What is a “Non-competition” agreement?
To put it simply, the employer and some specific employees can conclude such agreement specifying that within a maximum of two years after these employees leave their jobs, they shall not go to work for competitors of the employer, or set up their own enterprises that may compete with the employer. In order for such restriction to take effect, the employer must pay compensation to the employee as agreed upon after the employee leaves the company until the restriction expires. In reality, such conventions may encounter many problems, such as:
1. The competition restriction may not be applied for all types of employee.
According to the law, a non-compete agreement can only be made with an employer’s senior managers, senior technical personnel and other employees who have access to the employer’s important business secrets. In other words, if an employee is not a director, a supervisor, a general manager, nor a core technical personnel of the employer, the employer generally cannot impose the competition restriction with that employee, unless the employer can provide evidence to prove that the employee has obtained or at least has the ability to contact to the important trade secrets of the employer.

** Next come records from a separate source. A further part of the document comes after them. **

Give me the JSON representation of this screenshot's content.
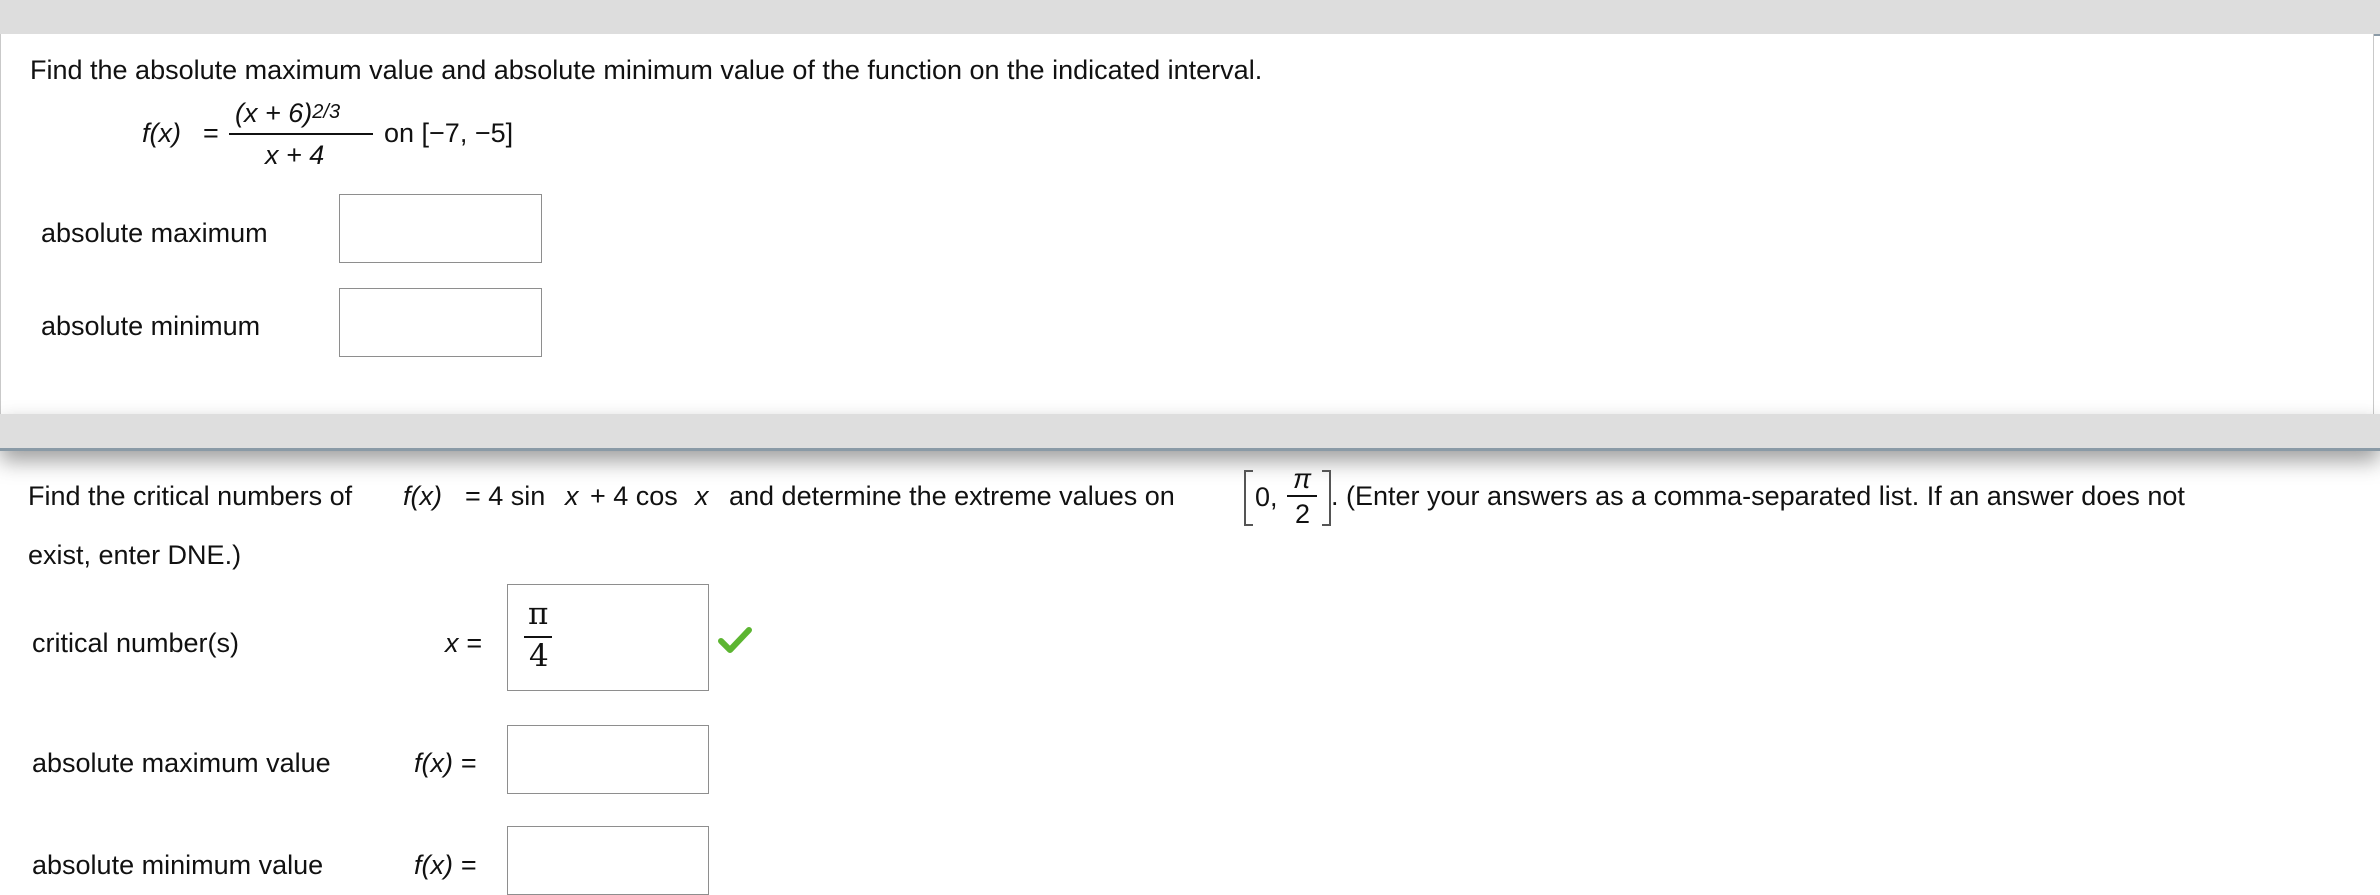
{
  "question1": {
    "prompt": "Find the absolute maximum value and absolute minimum value of the function on the indicated interval.",
    "function_lhs": "f(x)",
    "equals": "=",
    "numerator_base": "(x + 6)",
    "numerator_exponent": "2/3",
    "denominator": "x + 4",
    "interval": "on [−7, −5]",
    "abs_max_label": "absolute maximum",
    "abs_max_value": "",
    "abs_min_label": "absolute minimum",
    "abs_min_value": ""
  },
  "question2": {
    "prompt_start": "Find the critical numbers of",
    "function_text": "f(x)",
    "function_rest": "= 4 sin",
    "x1": "x",
    "plus_cos": "+ 4 cos",
    "x2": "x",
    "prompt_mid": "and determine the extreme values on",
    "interval_zero": "0,",
    "interval_num": "π",
    "interval_den": "2",
    "prompt_end": ". (Enter your answers as a comma-separated list. If an answer does not",
    "prompt_line2": "exist, enter DNE.)",
    "critical_label": "critical number(s)",
    "critical_var": "x =",
    "critical_answer_num": "π",
    "critical_answer_den": "4",
    "correct_icon": "checkmark-icon",
    "correct_color": "#5cb531",
    "max_label": "absolute maximum value",
    "max_var": "f(x) =",
    "max_value": "",
    "min_label": "absolute minimum value",
    "min_var": "f(x) =",
    "min_value": ""
  }
}
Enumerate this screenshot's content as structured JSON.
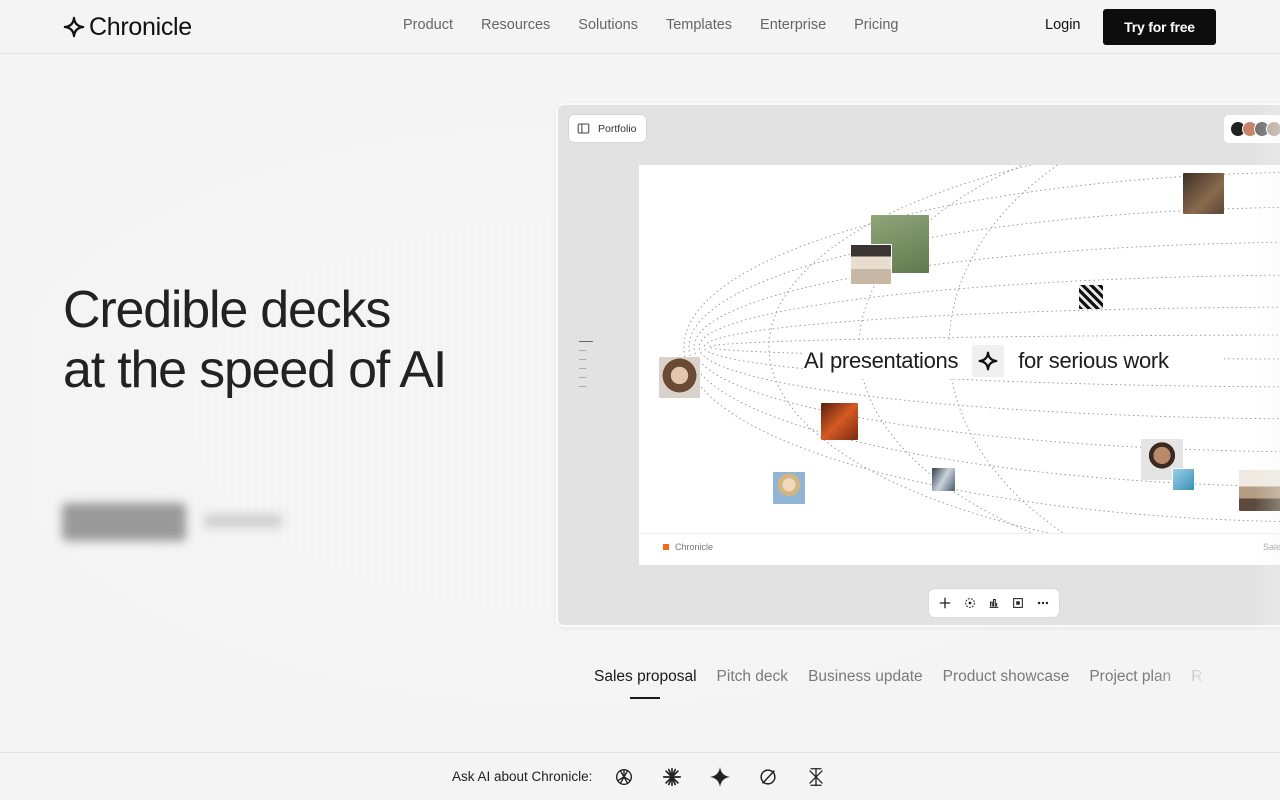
{
  "brand": {
    "name": "Chronicle"
  },
  "nav": {
    "items": [
      "Product",
      "Resources",
      "Solutions",
      "Templates",
      "Enterprise",
      "Pricing"
    ],
    "login_label": "Login",
    "cta_label": "Try for free"
  },
  "hero": {
    "title_line1": "Credible decks",
    "title_line2": "at the speed of AI"
  },
  "mockup": {
    "chip_label": "Portfolio",
    "slide_headline_left": "AI presentations",
    "slide_headline_right": "for serious work",
    "footer_brand": "Chronicle",
    "footer_right": "Sale",
    "accent_color": "#f26a1b",
    "toolbar_icons": [
      "plus-icon",
      "magic-icon",
      "chart-icon",
      "frame-icon",
      "more-icon"
    ]
  },
  "templates": {
    "tabs": [
      "Sales proposal",
      "Pitch deck",
      "Business update",
      "Product showcase",
      "Project plan",
      "R"
    ],
    "active_index": 0
  },
  "ai_bar": {
    "label": "Ask AI about Chronicle:",
    "icons": [
      "openai-icon",
      "claude-icon",
      "gemini-icon",
      "perplexity-icon",
      "grok-icon"
    ]
  }
}
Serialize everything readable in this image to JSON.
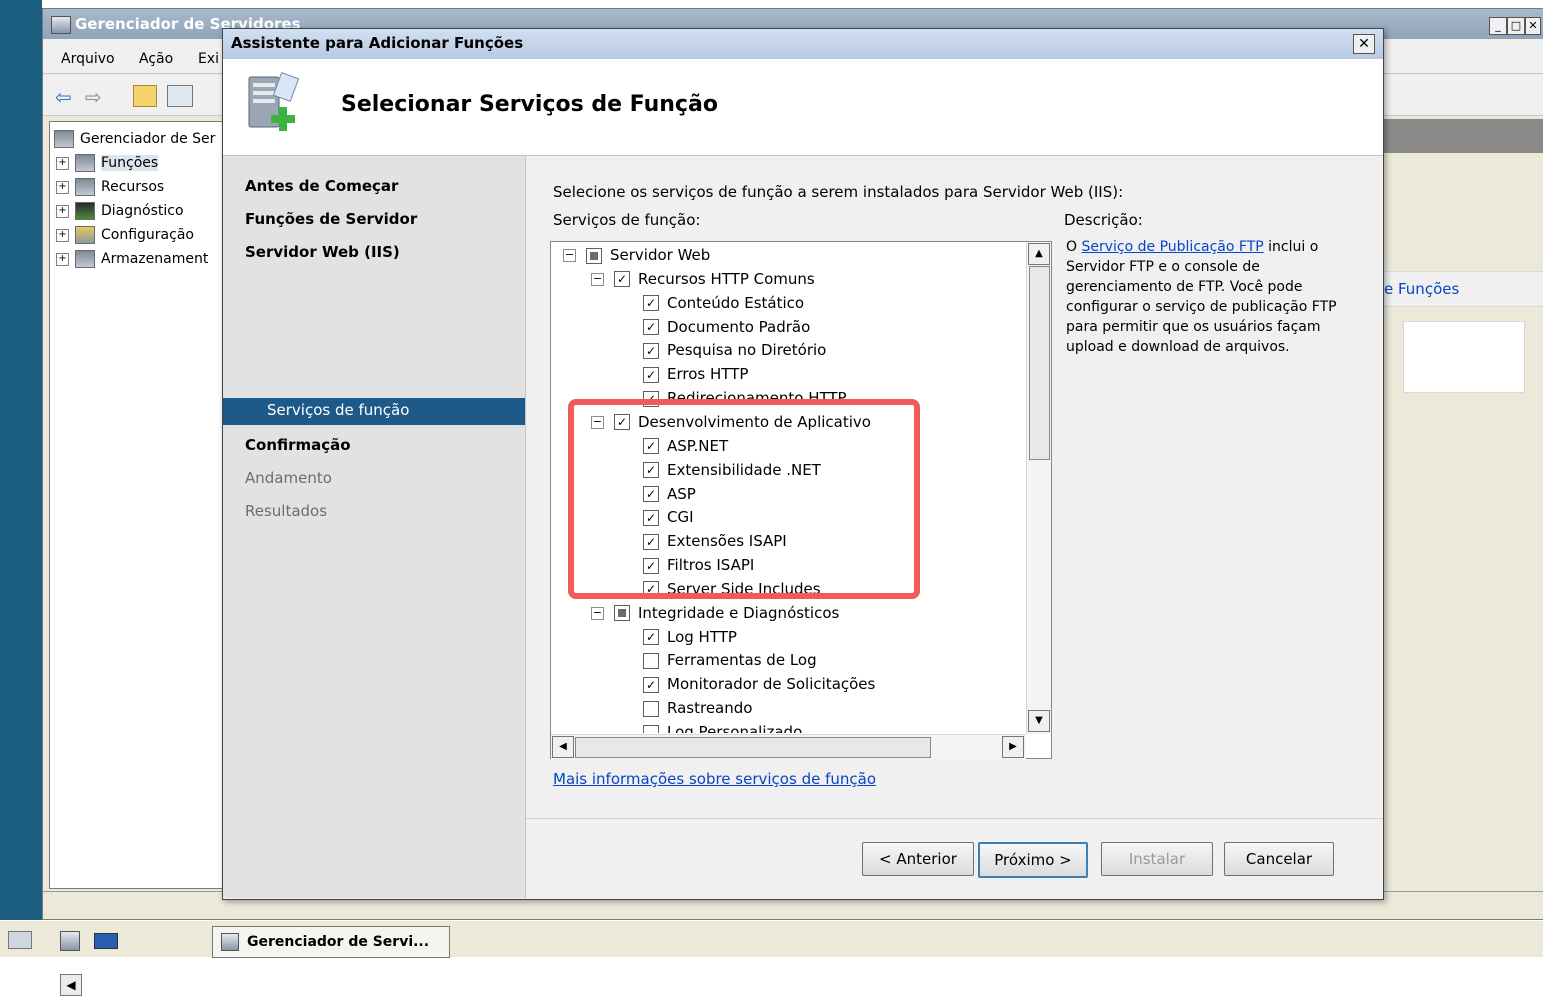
{
  "main_window": {
    "title": "Gerenciador de Servidores",
    "menu": [
      "Arquivo",
      "Ação",
      "Exi"
    ],
    "tree": [
      {
        "label": "Gerenciador de Ser"
      },
      {
        "label": "Funções"
      },
      {
        "label": "Recursos"
      },
      {
        "label": "Diagnóstico"
      },
      {
        "label": "Configuração"
      },
      {
        "label": "Armazenament"
      }
    ],
    "right_link": "e Funções"
  },
  "dialog": {
    "title": "Assistente para Adicionar Funções",
    "close_label": "✕",
    "header_title": "Selecionar Serviços de Função",
    "nav": [
      {
        "label": "Antes de Começar"
      },
      {
        "label": "Funções de Servidor"
      },
      {
        "label": "Servidor Web (IIS)"
      },
      {
        "label": "Serviços de função"
      },
      {
        "label": "Confirmação"
      },
      {
        "label": "Andamento"
      },
      {
        "label": "Resultados"
      }
    ],
    "instruction": "Selecione os serviços de função a serem instalados para Servidor Web (IIS):",
    "services_label": "Serviços de função:",
    "description_label": "Descrição:",
    "description": {
      "prefix": "O ",
      "link": "Serviço de Publicação FTP",
      "text": " inclui o Servidor FTP e o console de gerenciamento de FTP. Você pode configurar o serviço de publicação FTP para permitir que os usuários façam upload e download de arquivos."
    },
    "tree": [
      {
        "label": "Servidor Web",
        "state": "partial",
        "expander": "⊟"
      },
      {
        "label": "Recursos HTTP Comuns",
        "state": "checked",
        "expander": "⊟"
      },
      {
        "label": "Conteúdo Estático",
        "state": "checked"
      },
      {
        "label": "Documento Padrão",
        "state": "checked"
      },
      {
        "label": "Pesquisa no Diretório",
        "state": "checked"
      },
      {
        "label": "Erros HTTP",
        "state": "checked"
      },
      {
        "label": "Redirecionamento HTTP",
        "state": "checked"
      },
      {
        "label": "Desenvolvimento de Aplicativo",
        "state": "checked",
        "expander": "⊟"
      },
      {
        "label": "ASP.NET",
        "state": "checked"
      },
      {
        "label": "Extensibilidade .NET",
        "state": "checked"
      },
      {
        "label": "ASP",
        "state": "checked"
      },
      {
        "label": "CGI",
        "state": "checked"
      },
      {
        "label": "Extensões ISAPI",
        "state": "checked"
      },
      {
        "label": "Filtros ISAPI",
        "state": "checked"
      },
      {
        "label": "Server Side Includes",
        "state": "checked"
      },
      {
        "label": "Integridade e Diagnósticos",
        "state": "partial",
        "expander": "⊟"
      },
      {
        "label": "Log HTTP",
        "state": "checked"
      },
      {
        "label": "Ferramentas de Log",
        "state": "unchecked"
      },
      {
        "label": "Monitorador de Solicitações",
        "state": "checked"
      },
      {
        "label": "Rastreando",
        "state": "unchecked"
      },
      {
        "label": "Log Personalizado",
        "state": "unchecked"
      }
    ],
    "more_info_link": "Mais informações sobre serviços de função",
    "buttons": {
      "back": "< Anterior",
      "next": "Próximo >",
      "install": "Instalar",
      "cancel": "Cancelar"
    }
  },
  "taskbar": {
    "task_label": "Gerenciador de Servi..."
  },
  "colors": {
    "highlight": "#f05a5a",
    "nav_selected": "#1d5a8a",
    "link": "#0645c8"
  }
}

2. Conditions for the entry into force of a non-competition agreement.
Of course, there must be a non-competition agreement signed between the employer and the employee, or there is a non-competition clause in the labor contract. In addition, the employer must also pay the employee a monthly compensation after she leaves the company. The amount of compensation cannot be lower than 30% of the employee’s average income in the 12 months before her leaving, as well as the local monthly minimum wage announced by the local government.
3. The scope of the competition restriction.
The law allows the employer to agree with the employee on a list of companies or industries that the employee cannot work for or open by herself. However, the scope of such list should generally be realistic. For example, a restriction that KFC not allowing its employees to engage in any catering industry (rather than only the fast food industry) may be considered overly broad and revoked by the court at the end. If the employer and the employee had not clearly agreed on a list or industry type for restriction (we do not recommend this), then the court will determine whether a certain company is a competitive entity to the employer based on the actual situation, so as to determine whether the agreement of the competition restriction has been violated when a dispute happens.
4. Limit of term for a non-competition agreement.
The law stipulates that a competition restriction can only be limited to a maximum of two years, which means that even if the employer compensates you, they can only ask you not to work for a competitor, or you to not become their competitor yourself for two years.
5. The amount of liquidated damages may be compulsorily adjusted.
The law allows an employer and an employee to agree on a certain amount as a liquidated damages, so that in the future the employer can claim compensation from employee who violates the non-competition agreement. Although the law does not limit the amount of this liquidated damages, it is obvious that the excessive liquidated damages may not be supported by the court. According to our experience, the amount of liquidated damages should usually be around the potential losses that the employees may bring to the employer due to her violation of the non-competition agreement.